Un nouveau Nutri-Score plus performant mais toujours pas obligatoire
Alors que plus de 8 millions de Français sont obèses et que la prévalence du diabète ne cesse d’augmenter, la nouvelle notation nutritionnelle a été validée ce vendredi sans caractère coercitif.
De A à E, du vert au orange foncé selon la qualité nutritionnelle : le Nutri-Score, présent sur 60% des produits alimentaires vendus en France, fait partie du quotidien des consommateurs français depuis 2017. Ils sont 90% à porter un regard positif sur l’outil. Positif, certes, mais parfois un peu circonspect. Comment comprendre que de célèbres pétales de blé complet au chocolat soient estampillés A alors qu’il s’agit d’aliments ultra transformés dont la fabrication implique des procédés industriels comme la cuisson-extrusion, qui dénaturent les ingrédients de base ?
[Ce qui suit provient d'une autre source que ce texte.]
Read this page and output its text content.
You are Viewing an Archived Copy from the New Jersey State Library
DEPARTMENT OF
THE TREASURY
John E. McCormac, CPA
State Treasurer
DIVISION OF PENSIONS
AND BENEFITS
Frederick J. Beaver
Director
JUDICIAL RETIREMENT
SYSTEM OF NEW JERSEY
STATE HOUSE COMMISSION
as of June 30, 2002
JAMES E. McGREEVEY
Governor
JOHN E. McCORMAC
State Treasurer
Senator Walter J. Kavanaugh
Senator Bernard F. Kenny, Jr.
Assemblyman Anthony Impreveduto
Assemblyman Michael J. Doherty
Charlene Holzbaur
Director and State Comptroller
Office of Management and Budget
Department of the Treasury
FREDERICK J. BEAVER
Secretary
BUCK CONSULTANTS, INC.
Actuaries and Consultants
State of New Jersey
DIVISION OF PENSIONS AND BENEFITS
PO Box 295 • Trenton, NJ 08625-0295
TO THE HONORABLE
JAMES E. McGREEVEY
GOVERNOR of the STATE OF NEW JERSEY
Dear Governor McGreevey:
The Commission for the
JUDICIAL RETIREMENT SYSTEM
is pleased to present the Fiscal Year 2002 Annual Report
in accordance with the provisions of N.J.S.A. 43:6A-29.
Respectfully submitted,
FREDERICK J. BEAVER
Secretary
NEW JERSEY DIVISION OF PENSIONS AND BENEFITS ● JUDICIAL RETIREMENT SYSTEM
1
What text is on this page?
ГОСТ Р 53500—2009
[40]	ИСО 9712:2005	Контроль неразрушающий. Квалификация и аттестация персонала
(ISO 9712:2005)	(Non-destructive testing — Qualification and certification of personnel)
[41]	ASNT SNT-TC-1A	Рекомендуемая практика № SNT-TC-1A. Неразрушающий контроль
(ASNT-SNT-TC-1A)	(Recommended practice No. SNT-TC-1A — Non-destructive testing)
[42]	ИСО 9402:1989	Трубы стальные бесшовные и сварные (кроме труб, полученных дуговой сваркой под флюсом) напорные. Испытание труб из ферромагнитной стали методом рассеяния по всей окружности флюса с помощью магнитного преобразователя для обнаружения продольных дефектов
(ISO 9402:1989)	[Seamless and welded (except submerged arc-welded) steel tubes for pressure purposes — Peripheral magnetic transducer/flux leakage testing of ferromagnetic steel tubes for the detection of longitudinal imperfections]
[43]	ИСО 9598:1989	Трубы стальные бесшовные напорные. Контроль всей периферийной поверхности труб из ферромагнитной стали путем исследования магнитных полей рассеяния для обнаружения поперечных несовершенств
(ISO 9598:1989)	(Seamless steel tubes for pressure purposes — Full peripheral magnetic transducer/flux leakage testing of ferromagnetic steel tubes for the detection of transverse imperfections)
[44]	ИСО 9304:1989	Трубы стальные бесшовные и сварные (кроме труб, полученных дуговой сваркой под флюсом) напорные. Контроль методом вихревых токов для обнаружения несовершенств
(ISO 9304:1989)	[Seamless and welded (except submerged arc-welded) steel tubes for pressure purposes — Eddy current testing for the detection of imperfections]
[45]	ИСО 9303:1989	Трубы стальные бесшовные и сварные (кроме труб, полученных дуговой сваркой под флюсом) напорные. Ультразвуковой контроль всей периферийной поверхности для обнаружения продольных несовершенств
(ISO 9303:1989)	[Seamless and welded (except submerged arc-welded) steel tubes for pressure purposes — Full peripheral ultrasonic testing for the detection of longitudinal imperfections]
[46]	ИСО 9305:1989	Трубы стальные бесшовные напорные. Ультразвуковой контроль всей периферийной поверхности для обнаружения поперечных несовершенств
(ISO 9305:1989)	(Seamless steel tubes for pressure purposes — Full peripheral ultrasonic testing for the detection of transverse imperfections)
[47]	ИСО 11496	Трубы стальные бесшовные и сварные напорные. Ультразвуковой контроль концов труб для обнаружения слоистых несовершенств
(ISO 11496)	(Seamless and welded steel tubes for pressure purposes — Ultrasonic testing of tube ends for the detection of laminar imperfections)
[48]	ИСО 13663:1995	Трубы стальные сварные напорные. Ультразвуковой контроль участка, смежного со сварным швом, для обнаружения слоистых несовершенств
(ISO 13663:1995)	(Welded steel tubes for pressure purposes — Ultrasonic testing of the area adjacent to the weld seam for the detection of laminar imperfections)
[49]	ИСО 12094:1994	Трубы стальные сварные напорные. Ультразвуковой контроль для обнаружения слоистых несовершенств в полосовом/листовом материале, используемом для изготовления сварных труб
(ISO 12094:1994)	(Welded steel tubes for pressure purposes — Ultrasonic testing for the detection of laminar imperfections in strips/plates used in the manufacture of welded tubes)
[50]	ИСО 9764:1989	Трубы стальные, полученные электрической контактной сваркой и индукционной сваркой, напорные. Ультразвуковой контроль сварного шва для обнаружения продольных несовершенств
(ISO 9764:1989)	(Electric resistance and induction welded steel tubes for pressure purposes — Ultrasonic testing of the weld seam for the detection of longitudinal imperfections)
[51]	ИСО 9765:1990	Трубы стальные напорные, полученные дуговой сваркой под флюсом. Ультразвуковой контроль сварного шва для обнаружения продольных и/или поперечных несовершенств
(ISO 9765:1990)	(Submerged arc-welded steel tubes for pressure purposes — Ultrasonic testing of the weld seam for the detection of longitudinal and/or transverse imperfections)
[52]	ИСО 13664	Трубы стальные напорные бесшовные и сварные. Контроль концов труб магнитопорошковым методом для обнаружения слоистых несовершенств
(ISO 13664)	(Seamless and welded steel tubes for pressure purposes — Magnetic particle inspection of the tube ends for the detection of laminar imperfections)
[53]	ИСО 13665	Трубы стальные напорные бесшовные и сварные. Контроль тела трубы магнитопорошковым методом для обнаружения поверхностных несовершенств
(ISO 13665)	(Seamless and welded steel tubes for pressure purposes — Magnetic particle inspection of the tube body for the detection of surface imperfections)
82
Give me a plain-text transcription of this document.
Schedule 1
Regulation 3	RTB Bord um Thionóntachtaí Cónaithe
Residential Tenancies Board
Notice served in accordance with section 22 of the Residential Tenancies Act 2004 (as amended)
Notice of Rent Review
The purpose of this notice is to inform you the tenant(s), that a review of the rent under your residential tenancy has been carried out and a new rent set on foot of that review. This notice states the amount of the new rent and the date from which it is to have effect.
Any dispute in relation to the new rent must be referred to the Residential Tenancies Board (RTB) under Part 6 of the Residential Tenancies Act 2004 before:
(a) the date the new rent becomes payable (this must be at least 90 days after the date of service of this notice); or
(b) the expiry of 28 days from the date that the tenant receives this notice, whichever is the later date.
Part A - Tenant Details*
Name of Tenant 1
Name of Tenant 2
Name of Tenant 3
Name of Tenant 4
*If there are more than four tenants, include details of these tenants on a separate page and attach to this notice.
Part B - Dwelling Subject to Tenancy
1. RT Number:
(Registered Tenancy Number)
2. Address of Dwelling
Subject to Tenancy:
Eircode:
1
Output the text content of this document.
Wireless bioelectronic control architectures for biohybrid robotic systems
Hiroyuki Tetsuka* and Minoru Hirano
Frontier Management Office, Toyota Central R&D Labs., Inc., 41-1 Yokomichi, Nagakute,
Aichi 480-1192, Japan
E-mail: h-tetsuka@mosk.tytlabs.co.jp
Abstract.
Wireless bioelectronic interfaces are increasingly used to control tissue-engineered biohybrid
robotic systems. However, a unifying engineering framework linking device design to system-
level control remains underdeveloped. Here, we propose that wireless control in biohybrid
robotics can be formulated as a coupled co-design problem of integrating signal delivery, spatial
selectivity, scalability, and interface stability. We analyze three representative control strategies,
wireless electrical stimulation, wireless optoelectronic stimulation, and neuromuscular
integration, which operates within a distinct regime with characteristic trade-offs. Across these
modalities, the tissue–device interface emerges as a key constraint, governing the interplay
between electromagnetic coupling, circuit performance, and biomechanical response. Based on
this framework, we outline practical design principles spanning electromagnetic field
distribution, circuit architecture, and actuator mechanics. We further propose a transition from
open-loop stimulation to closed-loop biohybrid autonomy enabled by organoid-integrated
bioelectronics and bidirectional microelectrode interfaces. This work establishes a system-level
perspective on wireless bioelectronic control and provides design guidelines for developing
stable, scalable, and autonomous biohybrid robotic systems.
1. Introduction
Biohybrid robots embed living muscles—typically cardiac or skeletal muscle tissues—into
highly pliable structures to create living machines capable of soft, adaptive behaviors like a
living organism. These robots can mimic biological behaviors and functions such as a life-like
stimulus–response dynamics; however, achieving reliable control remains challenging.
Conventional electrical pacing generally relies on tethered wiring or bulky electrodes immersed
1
Une aberration parmi d’autres qui a conduit le comité scientifique du Nutri-Score, composé d’experts indépendants européens, à proposer en 2022 des modifications de l’algorithme d’attribution des scores. Ce nouveau mode de calcul a été approuvé en 2023 par les sept pays européens engagés dans la démarche : la France, la Belgique, l’Espagne, l’Allemagne, le Luxembourg, les Pays-Bas et la Suisse. Il devait être applicable en janvier 2023. Il aura fallu attendre ce vendredi 14 mars, soit quatorze mois, pour le voir adopté en France.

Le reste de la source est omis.